めがねが壊れた日のはなし

蒼月 紗紅

私と眼鏡

 ――めがねが壊れた。


 人生で三本目の眼鏡だった。一番長くかけていたものだった。学生の頃からずっと使っていたからおおよそ十年弱の付き合いだろう。よく眼鏡は体の一部だと言うけどもこれはなんというか、例えるならば腐れ縁のようなものだろうか。


 しかし先ほど寝返りを打った際に体で踏んづけてしまったみたいだった。その痛みで中途半端に目が覚めてしまった。

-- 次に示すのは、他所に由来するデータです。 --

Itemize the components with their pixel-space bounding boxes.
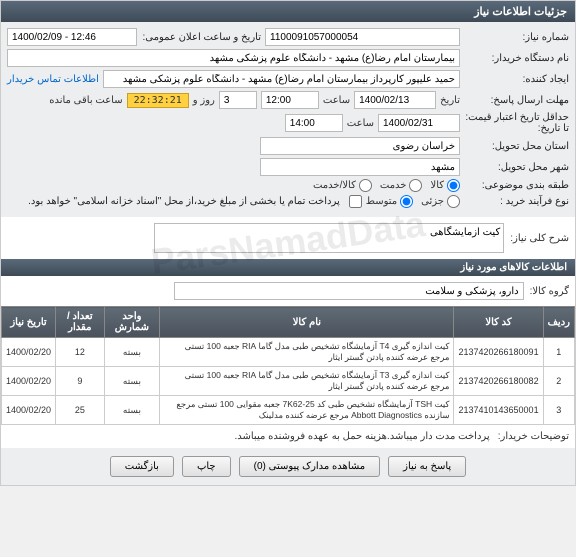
goods-table: ردیف کد کالا نام کالا واحد شمارش تعداد /… bbox=[1, 306, 575, 425]
table-row: 32137410143650001کیت TSH آزمایشگاه تشخیص… bbox=[2, 396, 575, 425]
lbl-budget: طبقه بندی موضوعی: bbox=[464, 180, 569, 191]
lbl-day: روز و bbox=[193, 95, 215, 106]
th-unit: واحد شمارش bbox=[104, 307, 160, 338]
table-row: 22137420266180082کیت اندازه گیری T3 آزما… bbox=[2, 367, 575, 396]
radio-low[interactable] bbox=[447, 195, 460, 208]
lbl-resp-deadline: مهلت ارسال پاسخ: bbox=[464, 95, 569, 106]
th-code: کد کالا bbox=[454, 307, 543, 338]
cell-unit: بسته bbox=[104, 367, 160, 396]
cell-n: 2 bbox=[543, 367, 574, 396]
lbl-city: شهر محل تحویل: bbox=[464, 162, 569, 173]
radio-med[interactable] bbox=[400, 195, 413, 208]
cell-name: کیت TSH آزمایشگاه تشخیص طبی کد 25-7K62 ج… bbox=[160, 396, 454, 425]
main-panel: جزئیات اطلاعات نیاز شماره نیاز: تاریخ و … bbox=[0, 0, 576, 486]
lbl-hour: ساعت bbox=[323, 95, 350, 106]
table-row: 12137420266180091کیت اندازه گیری T4 آزما… bbox=[2, 338, 575, 367]
resp-day-field[interactable] bbox=[219, 91, 257, 109]
lbl-req-title: شرح کلی نیاز: bbox=[510, 233, 569, 244]
cell-qty: 25 bbox=[56, 396, 105, 425]
group-field[interactable] bbox=[174, 282, 524, 300]
resp-date-field[interactable] bbox=[354, 91, 436, 109]
radio-service[interactable] bbox=[409, 179, 422, 192]
city-field[interactable] bbox=[260, 158, 460, 176]
lbl-hour2: ساعت bbox=[347, 118, 374, 129]
th-date: تاریخ نیاز bbox=[2, 307, 56, 338]
print-button[interactable]: چاپ bbox=[182, 456, 231, 477]
attachments-button[interactable]: مشاهده مدارک پیوستی (0) bbox=[239, 456, 381, 477]
cell-unit: بسته bbox=[104, 338, 160, 367]
pay-note: پرداخت تمام یا بخشی از مبلغ خرید،از محل … bbox=[28, 196, 340, 207]
buyer-notes-text: پرداخت مدت دار میباشد.هزینه حمل به عهده … bbox=[234, 431, 489, 442]
contact-link[interactable]: اطلاعات تماس خریدار bbox=[7, 74, 99, 85]
budget-radios: کالا خدمت کالا/خدمت bbox=[313, 179, 460, 192]
radio-gs[interactable] bbox=[359, 179, 372, 192]
lbl-group: گروه کالا: bbox=[530, 286, 569, 297]
panel-title: جزئیات اطلاعات نیاز bbox=[1, 1, 575, 22]
lbl-req-no: شماره نیاز: bbox=[464, 32, 569, 43]
req-title-field[interactable]: کیت ازمایشگاهی bbox=[154, 223, 504, 253]
valid-date-field[interactable] bbox=[378, 114, 460, 132]
lbl-med: متوسط bbox=[366, 196, 397, 207]
lbl-valid-until: حداقل تاریخ اعتبار قیمت: تا تاریخ: bbox=[464, 112, 569, 134]
lbl-buyer-org: نام دستگاه خریدار: bbox=[464, 53, 569, 64]
req-title-row: شرح کلی نیاز: کیت ازمایشگاهی bbox=[1, 217, 575, 259]
cell-date: 1400/02/20 bbox=[2, 396, 56, 425]
buyer-org-field[interactable] bbox=[7, 49, 460, 67]
cell-n: 1 bbox=[543, 338, 574, 367]
th-name: نام کالا bbox=[160, 307, 454, 338]
respond-button[interactable]: پاسخ به نیاز bbox=[388, 456, 466, 477]
goods-section-title: اطلاعات کالاهای مورد نیاز bbox=[1, 259, 575, 276]
lbl-process: نوع فرآیند خرید : bbox=[464, 196, 569, 207]
lbl-gs: کالا/خدمت bbox=[313, 180, 356, 191]
lbl-date: تاریخ bbox=[440, 95, 460, 106]
lbl-service: خدمت bbox=[380, 180, 407, 191]
lbl-ann-dt: تاریخ و ساعت اعلان عمومی: bbox=[141, 32, 261, 43]
ann-dt-field[interactable] bbox=[7, 28, 137, 46]
cell-code: 2137420266180091 bbox=[454, 338, 543, 367]
cell-date: 1400/02/20 bbox=[2, 338, 56, 367]
th-qty: تعداد / مقدار bbox=[56, 307, 105, 338]
lbl-goods: کالا bbox=[430, 180, 444, 191]
req-no-field[interactable] bbox=[265, 28, 460, 46]
valid-hour-field[interactable] bbox=[285, 114, 343, 132]
cell-unit: بسته bbox=[104, 396, 160, 425]
lbl-remain: ساعت باقی مانده bbox=[49, 95, 122, 106]
chk-treasury[interactable] bbox=[349, 195, 362, 208]
group-row: گروه کالا: bbox=[1, 276, 575, 306]
cell-name: کیت اندازه گیری T4 آزمایشگاه تشخیص طبی م… bbox=[160, 338, 454, 367]
cell-qty: 9 bbox=[56, 367, 105, 396]
cell-name: کیت اندازه گیری T3 آزمایشگاه تشخیص طبی م… bbox=[160, 367, 454, 396]
lbl-low: جزئی bbox=[421, 196, 444, 207]
creator-field[interactable] bbox=[103, 70, 460, 88]
lbl-buyer-notes: توضیحات خریدار: bbox=[498, 431, 569, 442]
countdown: 22:32:21 bbox=[127, 93, 189, 108]
cell-date: 1400/02/20 bbox=[2, 367, 56, 396]
table-header-row: ردیف کد کالا نام کالا واحد شمارش تعداد /… bbox=[2, 307, 575, 338]
resp-hour-field[interactable] bbox=[261, 91, 319, 109]
lbl-province: استان محل تحویل: bbox=[464, 141, 569, 152]
button-row: پاسخ به نیاز مشاهده مدارک پیوستی (0) چاپ… bbox=[1, 448, 575, 485]
cell-code: 2137420266180082 bbox=[454, 367, 543, 396]
back-button[interactable]: بازگشت bbox=[110, 456, 174, 477]
cell-qty: 12 bbox=[56, 338, 105, 367]
th-row: ردیف bbox=[543, 307, 574, 338]
process-radios: جزئی متوسط bbox=[366, 195, 460, 208]
cell-code: 2137410143650001 bbox=[454, 396, 543, 425]
cell-n: 3 bbox=[543, 396, 574, 425]
buyer-notes-row: توضیحات خریدار: پرداخت مدت دار میباشد.هز… bbox=[1, 425, 575, 448]
radio-goods[interactable] bbox=[447, 179, 460, 192]
form-body: شماره نیاز: تاریخ و ساعت اعلان عمومی: نا… bbox=[1, 22, 575, 217]
province-field[interactable] bbox=[260, 137, 460, 155]
lbl-creator: ایجاد کننده: bbox=[464, 74, 569, 85]
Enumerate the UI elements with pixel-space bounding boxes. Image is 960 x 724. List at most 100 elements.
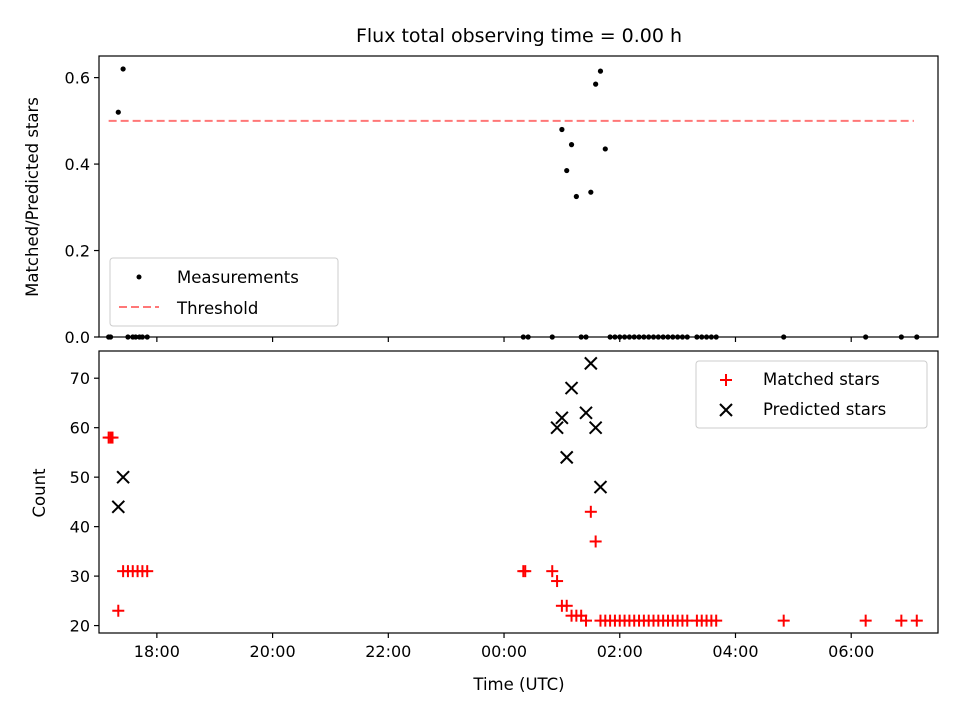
measurement-point: [675, 334, 681, 340]
top-axis-ticks: 0.0 0.2 0.4 0.6: [65, 69, 852, 347]
predicted-star-point: [564, 381, 579, 395]
bottom-y-tick-label: 70: [70, 369, 90, 388]
measurement-point: [636, 334, 642, 340]
matched-star-point: [141, 565, 154, 578]
matched-star-point: [710, 614, 723, 627]
x-tick-label: 04:00: [712, 642, 758, 661]
predicted-star-point: [593, 480, 608, 494]
bottom-plot-area: [98, 350, 939, 634]
top-y-tick-label: 0.2: [65, 242, 90, 261]
measurement-point: [699, 334, 705, 340]
measurement-point: [708, 334, 714, 340]
measurement-point: [139, 334, 145, 340]
bottom-y-axis-label: Count: [30, 468, 49, 518]
measurement-point: [602, 146, 608, 152]
x-tick-label: 18:00: [134, 642, 180, 661]
top-y-tick-label: 0.4: [65, 155, 90, 174]
legend-measurements-label: Measurements: [177, 268, 299, 287]
measurement-point: [655, 334, 661, 340]
bottom-y-tick-label: 20: [70, 617, 90, 636]
matched-star-point: [580, 614, 593, 627]
measurement-point: [703, 334, 710, 340]
predicted-star-point: [588, 420, 603, 435]
measurement-point: [612, 334, 618, 340]
top-y-tick-label: 0.0: [65, 328, 90, 347]
measurement-point: [684, 334, 690, 340]
measurement-point: [593, 81, 599, 87]
measurement-point: [626, 334, 633, 340]
legend-matched-marker: [720, 374, 732, 386]
bottom-legend: Matched stars Predicted stars: [695, 360, 928, 429]
measurement-point: [520, 334, 526, 340]
measurement-point: [549, 334, 555, 340]
measurement-point: [120, 66, 126, 72]
top-legend: Measurements Threshold: [109, 257, 339, 327]
bottom-y-tick-label: 40: [70, 518, 90, 537]
measurement-point: [863, 334, 869, 340]
measurement-point: [578, 334, 584, 340]
x-axis-label: Time (UTC): [472, 675, 564, 694]
measurement-point: [694, 334, 700, 340]
measurement-point: [679, 334, 686, 340]
measurement-point: [144, 334, 150, 340]
predicted-star-point: [579, 406, 593, 420]
legend-predicted-label: Predicted stars: [763, 400, 886, 419]
measurement-point: [617, 334, 623, 340]
x-tick-label: 06:00: [828, 642, 874, 661]
bottom-plot-marks: [102, 356, 923, 627]
x-tick-label: 00:00: [481, 642, 527, 661]
x-tick-label: 02:00: [597, 642, 643, 661]
matched-star-point: [551, 575, 564, 588]
measurement-point: [564, 167, 570, 174]
bottom-axis-ticks: 18:00 20:00 22:00 00:00 02:00 04:00 06:00 20 30 4…: [70, 369, 875, 661]
matched-star-point: [859, 614, 872, 627]
measurement-point: [781, 334, 787, 340]
predicted-star-point: [584, 356, 598, 371]
measurement-point: [641, 334, 647, 340]
matched-star-point: [895, 614, 908, 627]
measurement-point: [665, 334, 671, 340]
measurement-point: [607, 334, 613, 340]
top-y-axis-label: Matched/Predicted stars: [23, 97, 42, 297]
legend-measurements-marker: [136, 274, 142, 280]
top-legend-box: [109, 257, 339, 327]
measurement-point: [631, 334, 637, 340]
measurement-point: [646, 334, 652, 340]
measurement-point: [573, 193, 579, 200]
measurement-point: [914, 334, 920, 340]
legend-predicted-marker: [719, 403, 733, 417]
top-plot-marks: [106, 66, 920, 340]
bottom-y-tick-label: 50: [70, 468, 90, 487]
predicted-star-point: [116, 470, 130, 484]
top-plot-area: [98, 55, 939, 338]
matched-star-point: [519, 565, 532, 578]
matched-star-point: [910, 614, 923, 627]
matched-star-point: [589, 535, 602, 548]
measurement-point: [588, 189, 594, 195]
predicted-star-point: [111, 500, 125, 514]
x-tick-label: 20:00: [250, 642, 296, 661]
predicted-star-point: [560, 450, 574, 465]
measurement-point: [107, 334, 114, 340]
x-tick-label: 22:00: [365, 642, 411, 661]
measurement-point: [660, 334, 666, 340]
top-y-tick-label: 0.6: [65, 69, 90, 88]
measurement-point: [597, 68, 604, 74]
legend-threshold-label: Threshold: [176, 299, 258, 318]
measurement-point: [621, 334, 628, 340]
measurement-point: [583, 334, 589, 340]
matched-star-point: [560, 599, 573, 612]
measurement-point: [133, 334, 139, 340]
bottom-y-tick-label: 30: [70, 567, 90, 586]
measurement-point: [713, 334, 719, 340]
predicted-star-point: [550, 420, 564, 435]
matched-star-point: [584, 505, 597, 518]
measurement-point: [650, 334, 657, 340]
matched-star-point: [112, 604, 125, 617]
matched-star-point: [106, 431, 119, 444]
legend-matched-label: Matched stars: [763, 370, 880, 389]
bottom-y-tick-label: 60: [70, 419, 90, 438]
measurement-point: [125, 334, 131, 340]
matched-star-point: [777, 614, 790, 627]
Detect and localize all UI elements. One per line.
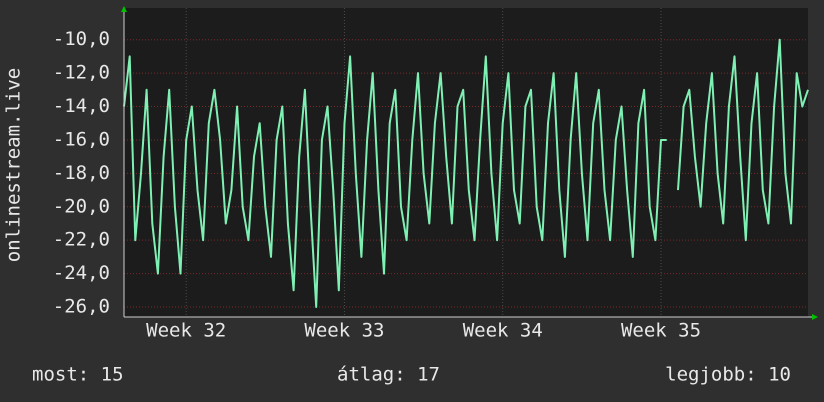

それにしてもなんて呆気ない最期なのだろう。



 ……さてどうしようか。生憎、私はコンタクトとかいう洒落たものは持っていない。それに眼鏡を買いに行こうにも視力が悪すぎて何も見えないからこのまま街を歩くのは怖い。すぐに頼れるような友人や身内もいない。


 かといって明日の仕事を休む訳にもいかない。書類の山がたんまりと残っているのだ。例え身内の不幸だろうがなんだろうが休みでもすれば上から叱責されるのは目に見えている。


 ――どうやら私は上司らからあまり好かれていないらしく、大量の仕事を押し付けては要領が悪いだの物覚えが悪いだの陰気臭いだの……。前二つは百万歩譲ってこちらに非があるとして、最後に関しては普通に言いがかりな気もするが。というか立場を利用して私の容姿に口を出すとは、事実だとしてもこれ立派なハラスメントではなかろうか?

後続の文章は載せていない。